Class SortedBasecallsConverter<CLUSTER_OUTPUT_RECORD>


  • public class SortedBasecallsConverter<CLUSTER_OUTPUT_RECORD>
    extends BasecallsConverter<CLUSTER_OUTPUT_RECORD>
    SortedBasecallsConverter utilizes an underlying IlluminaDataProvider to convert parsed and decoded sequencing data from standard Illumina formats to specific output records (FASTA records/SAM records). This data is processed on a tile by tile basis and sorted based on a output record comparator.

    The underlying IlluminaDataProvider apply several optional transformations that can include EAMSS filtering, non-PF read filtering and quality score recoding using a BclQualityEvaluationStrategy.

    The converter can also limit the scope of data that is converted from the data provider by setting the tile to start on (firstTile) and the total number of tiles to process (tileLimit).

    Additionally, BasecallsConverter can optionally demultiplex reads by outputting barcode specific reads to their associated writers.

    • Field Detail

      • log

        protected static final htsjdk.samtools.util.Log log
    • Constructor Detail

      • SortedBasecallsConverter

        protected SortedBasecallsConverter​(File basecallsDir,
                                           File barcodesDir,
                                           int[] lanes,
                                           ReadStructure readStructure,
                                           Map<String,​? extends htsjdk.io.Writer<CLUSTER_OUTPUT_RECORD>> barcodeRecordWriterMap,
                                           boolean demultiplex,
                                           int maxReadsInRamPerTile,
                                           List<File> tmpDirs,
                                           int numThreads,
                                           Integer firstTile,
                                           Integer tileLimit,
                                           Comparator<CLUSTER_OUTPUT_RECORD> outputRecordComparator,
                                           htsjdk.samtools.util.SortingCollection.Codec<CLUSTER_OUTPUT_RECORD> codecPrototype,
                                           Class<CLUSTER_OUTPUT_RECORD> outputRecordClass,
                                           BclQualityEvaluationStrategy bclQualityEvaluationStrategy,
                                           boolean ignoreUnexpectedBarcodes,
                                           boolean applyEamssFiltering,
                                           boolean includeNonPfReads,
                                           htsjdk.io.AsyncWriterPool writerPool,
                                           BarcodeExtractor barcodeExtractor)
        Constructs a new SortedBaseCallsConverter.
        Parameters:
        basecallsDir - Where to read basecalls from.
        barcodesDir - Where to read barcodes from (optional; use basecallsDir if not specified).
        lanes - What lanes to process.
        readStructure - How to interpret each cluster.
        barcodeRecordWriterMap - Map from barcode to CLUSTER_OUTPUT_RECORD writer.
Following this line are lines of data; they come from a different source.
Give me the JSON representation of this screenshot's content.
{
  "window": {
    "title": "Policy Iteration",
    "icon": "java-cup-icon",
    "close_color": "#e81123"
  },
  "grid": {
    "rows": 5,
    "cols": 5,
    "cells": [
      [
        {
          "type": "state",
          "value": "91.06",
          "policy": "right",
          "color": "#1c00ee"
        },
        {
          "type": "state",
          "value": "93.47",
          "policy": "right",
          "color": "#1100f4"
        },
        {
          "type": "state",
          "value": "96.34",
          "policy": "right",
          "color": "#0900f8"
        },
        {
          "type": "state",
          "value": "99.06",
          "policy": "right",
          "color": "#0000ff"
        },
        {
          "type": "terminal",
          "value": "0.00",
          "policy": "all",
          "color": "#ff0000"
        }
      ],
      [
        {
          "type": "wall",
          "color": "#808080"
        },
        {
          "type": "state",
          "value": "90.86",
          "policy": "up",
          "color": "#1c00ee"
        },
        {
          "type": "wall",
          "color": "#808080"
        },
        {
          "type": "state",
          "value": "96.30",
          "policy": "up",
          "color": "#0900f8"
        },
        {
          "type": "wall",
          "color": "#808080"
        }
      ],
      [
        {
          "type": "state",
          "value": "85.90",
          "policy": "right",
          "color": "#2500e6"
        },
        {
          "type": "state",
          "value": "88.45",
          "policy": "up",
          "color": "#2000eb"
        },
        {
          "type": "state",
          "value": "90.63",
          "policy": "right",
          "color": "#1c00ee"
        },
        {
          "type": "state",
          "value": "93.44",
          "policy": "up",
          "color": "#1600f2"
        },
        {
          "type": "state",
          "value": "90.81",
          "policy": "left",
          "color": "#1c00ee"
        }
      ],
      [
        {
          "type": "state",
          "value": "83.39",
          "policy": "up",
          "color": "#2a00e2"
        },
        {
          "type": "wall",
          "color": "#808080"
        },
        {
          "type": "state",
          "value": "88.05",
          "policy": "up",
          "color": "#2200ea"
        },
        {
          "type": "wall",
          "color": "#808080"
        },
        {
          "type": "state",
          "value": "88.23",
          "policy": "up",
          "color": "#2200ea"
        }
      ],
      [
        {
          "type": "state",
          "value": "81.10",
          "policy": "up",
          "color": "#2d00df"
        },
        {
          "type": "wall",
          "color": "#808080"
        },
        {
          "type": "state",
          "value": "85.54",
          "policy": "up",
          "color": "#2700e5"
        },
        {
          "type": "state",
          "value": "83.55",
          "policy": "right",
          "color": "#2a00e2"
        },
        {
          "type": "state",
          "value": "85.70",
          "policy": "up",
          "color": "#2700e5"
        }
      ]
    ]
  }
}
If demultiplex is false, must contain one writer stored with key=null.
        demultiplex - If true, output is split by barcode, otherwise all are written to the same output stream.
        maxReadsInRamPerTile - Configures number of reads each tile will store in RAM before spilling to disk.
        tmpDirs - For SortingCollection spilling.
        numThreads - Controls number of threads.
        firstTile - (For debugging) If non-null, start processing at this tile.
        tileLimit - (For debugging) If non-null, process no more than this many tiles.
        outputRecordComparator - For sorting output records within a single tile.
        codecPrototype - For spilling output records to disk.
        outputRecordClass - Class needed to create SortingCollections.
        bclQualityEvaluationStrategy - The basecall quality evaluation strategy that is applyed to decoded base calls.
        ignoreUnexpectedBarcodes - If true, will ignore reads whose called barcode is not found in barcodeRecordWriterMap.
        applyEamssFiltering - If true, apply EAMSS filtering if parsing BCLs for bases and quality scores.
        includeNonPfReads - If true, will include ALL reads (including those which do not have PF set). This option does nothing for instruments that output cbcls (Novaseqs)
    • Method Detail

      • processTilesAndWritePerSampleOutputs

        public void processTilesAndWritePerSampleOutputs​(Set<String> barcodes)
                                                  throws IOException
        Set up tile processing and record writing threads for this converter. This creates a tile processing thread pool of size `numThreads`. The tile processing threads notify the completed work checking thread when they are done processing a thread. The completed work checking thread will then dispatch the record writing for tiles in order.
        Specified by:
        processTilesAndWritePerSampleOutputs in class BasecallsConverter<CLUSTER_OUTPUT_RECORD>
        Parameters:
        barcodes - The barcodes used for demultiplexing. When there is no demultiplexing done this should be a Set containing a single null value.
        Throws:
        IOException
      • awaitTileProcessingCompletion

        protected void awaitTileProcessingCompletion()
                                              throws IOException
        Throws:
        IOException